In 2003 Theatre of NOTE produced the Steve Morgan Haskell play titled Fucking Wasps which followed Kinsey's life from childhood until death. Matt Sesow's paintings adorned the theatre along with David Bickford playing piano live. Written and directed by Steve Morgan Haskell, Fucking Wasps received many accolades, including a Playwriting of the Year nomination from Backstage West.

On November 22, 2002, Theatre of NOTE offered its inaugural presentation of the satirical holiday musical A Mulholland Christmas Carol, with book, music and lyrics by Bill Robens, under the direction of Kiff Scholl. The production garnered positive reviews, and became the most financially successful production in the theatre's history (2000's production of Marat/Sade being the previous record-holder). For the next three years NOTE remounted the production, which continued to draw huge and enthusiastic audiences. In 2006 – and again in 2008 – the company collaborated with Sacred Fools Theater Company, moving the show into a larger space. In 2012, the musical performed at NOTE again for its 10th anniversary production.

==Young Writer's Project==
The Young Writer's Project is a six-year-old artistic community outreach project produced for Theatre of NOTE by Jonathan Klein. Each year four high schools are chosen to participate in a workshop-based writing experiment that culminates in the staged production of four short plays, one play representing each school.

==PSC==
The Production Selection Committee is open to all Theatre of NOTE members. NOTE accepts solicited and unsolicited scripts all year round. Each submitted play is read and receives coverage; chosen plays go on to a voiced reading at a PSC meeting.
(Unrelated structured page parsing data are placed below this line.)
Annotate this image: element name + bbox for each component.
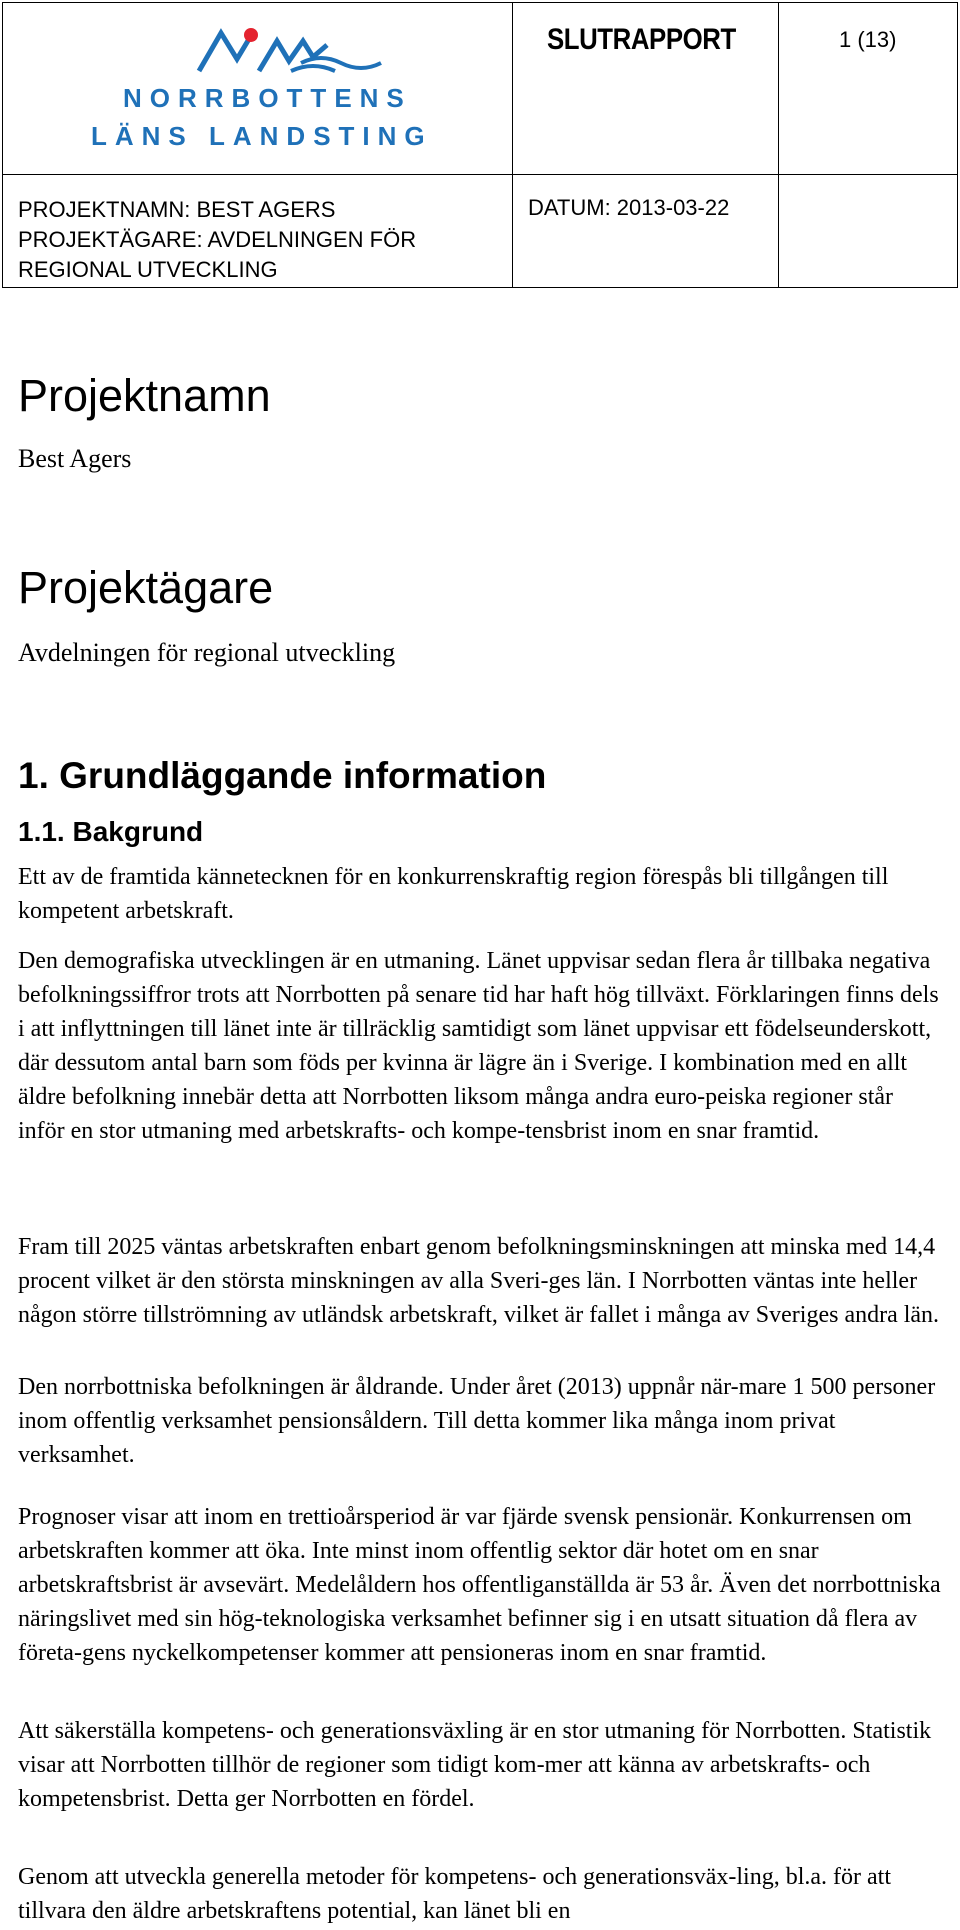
section-1-1-heading: 1.1. Bakgrund [18, 816, 204, 847]
report-type: SLUTRAPPORT [547, 23, 736, 56]
paragraph-4: Den norrbottniska befolkningen är åldrande. Under året (2013) uppnår när-mare 1 500 personer inom offentlig verksamhet pensionsåldern. Till detta kommer lika många inom privat verksamhet. [18, 1374, 936, 1468]
document-header [2, 2, 958, 288]
paragraph-2: Den demografiska utvecklingen är en utmaning. Länet uppvisar sedan flera år tillbaka negativa befolkningssiffror trots att Norrbotten på senare tid har haft hög tillväxt. Förklaringen finns dels i att inflyttningen till länet inte är tillräcklig samtidigt som länet uppvisar ett födelseunderskott, där dessutom antal barn som föds per kvinna är lägre än i Sverige. I kombination med en allt äldre befolkning innebär detta att Norrbotten liksom många andra euro-peiska regioner står inför en stor utmaning med arbetskrafts- och kompe-tensbrist inom en snar framtid. [18, 948, 939, 1144]
project-owner-line2: REGIONAL UTVECKLING [18, 257, 278, 282]
date-cell [513, 175, 779, 288]
page-number: 1 (13) [839, 27, 897, 52]
project-meta [18, 195, 416, 285]
paragraph-3: Fram till 2025 väntas arbetskraften enbart genom befolkningsminskningen att minska med 14,4 procent vilket är den största minskningen av alla Sveri-ges län. I Norrbotten väntas inte heller någon större tillströmning av utländsk arbetskraft, vilket är fallet i många av Sveriges andra län. [18, 1234, 940, 1328]
project-owner-heading: Projektägare [18, 562, 274, 613]
project-info-cell [3, 175, 513, 288]
project-name-heading: Projektnamn [18, 370, 271, 421]
project-name-value: Best Agers [18, 444, 132, 473]
paragraph-1: Ett av de framtida kännetecknen för en konkurrenskraftig region förespås bli tillgången till kompetent arbetskraft. [18, 864, 889, 924]
paragraph-5: Prognoser visar att inom en trettioårsperiod är var fjärde svensk pensionär. Konkurrensen om arbetskraften kommer att öka. Inte minst inom offentlig sektor där hotet om en snar arbetskraftsbrist är avsevärt. Medelåldern hos offentliganställda är 53 år. Även det norrbottniska näringslivet med sin hög-teknologiska verksamhet befinner sig i en utsatt situation då flera av företa-gens nyckelkompetenser kommer att pensioneras inom en snar framtid. [18, 1504, 941, 1666]
paragraph-7: Genom att utveckla generella metoder för kompetens- och generationsväx-ling, bl.a. för att tillvara den äldre arbetskraftens potential, kan länet bli en [18, 1864, 892, 1924]
project-owner-line1: PROJEKTÄGARE: AVDELNINGEN FÖR [18, 227, 417, 252]
page-number-cell [779, 3, 958, 175]
project-owner-value: Avdelningen för regional utveckling [18, 638, 396, 667]
project-name-line: PROJEKTNAMN: BEST AGERS [18, 197, 336, 222]
logo-cell [3, 3, 513, 175]
document-date: DATUM: 2013-03-22 [528, 195, 730, 220]
section-1-heading: 1. Grundläggande information [18, 755, 547, 796]
empty-cell [779, 175, 958, 288]
logo-text-line1: NORRBOTTENS [123, 83, 412, 113]
paragraph-6: Att säkerställa kompetens- och generationsväxling är en stor utmaning för Norrbotten. Statistik visar att Norrbotten tillhör de regioner som tidigt kom-mer att känna av arbetskrafts- och kompetensbrist. Detta ger Norrbotten en fördel. [18, 1718, 932, 1812]
logo-text-line2: LÄNS LANDSTING [91, 121, 433, 151]
logo-icon [91, 25, 431, 80]
report-type-cell [513, 3, 779, 175]
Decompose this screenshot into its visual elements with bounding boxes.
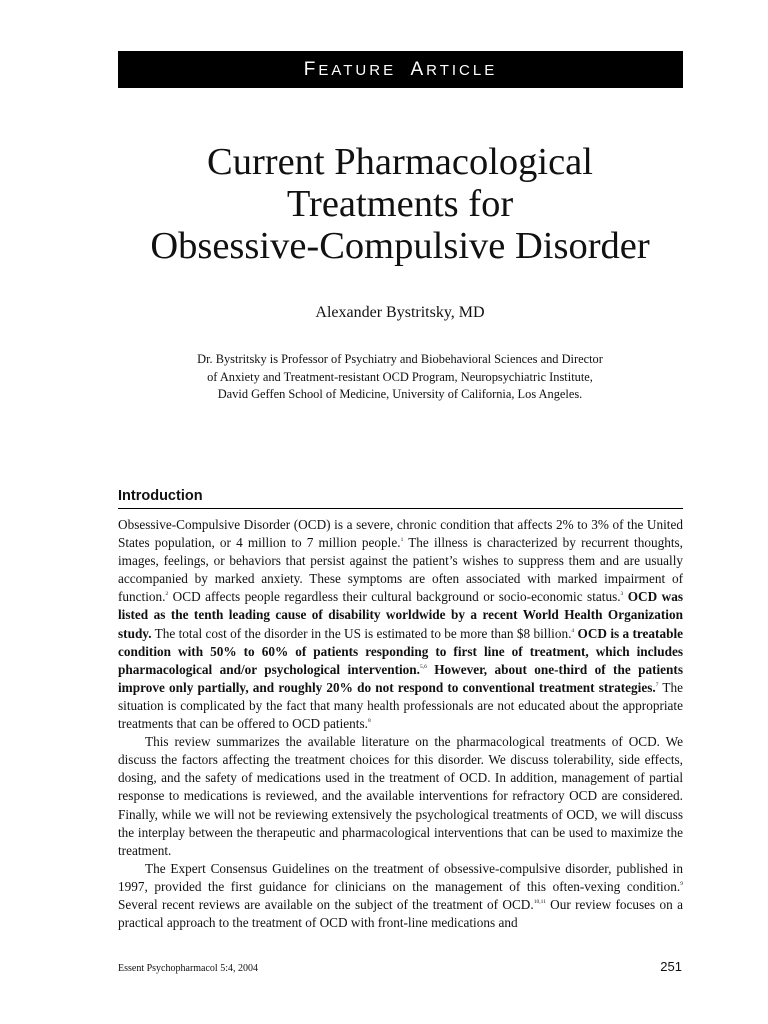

All plays are discussed and reviewed, and those with a simple majority of support go on to either NOTEworthy (their development workshop where they work with the playwrights) or NOTEwood.

==NOTEworthy==
NOTEworthy is Theatre of NOTE's staged reading series, established to foster relationships with playwrights as they develop new works. Playwrights chosen for this series are expected to attend a staged reading of their works-in-progress, read by Theatre of Note members, and participate in feedback with the cast and audience, giving the playwrights opportunities to make revisions based on this feedback.

==NOTEwood==
NOTEwood is the annual staged reading series of new plays held at Theatre of NOTE. NOTEwood is the touchstone used by the company in picking its season. All readings are curated by NOTE members, and feature actors from Theatre of NOTE ensemble. The readings are free and open to the public.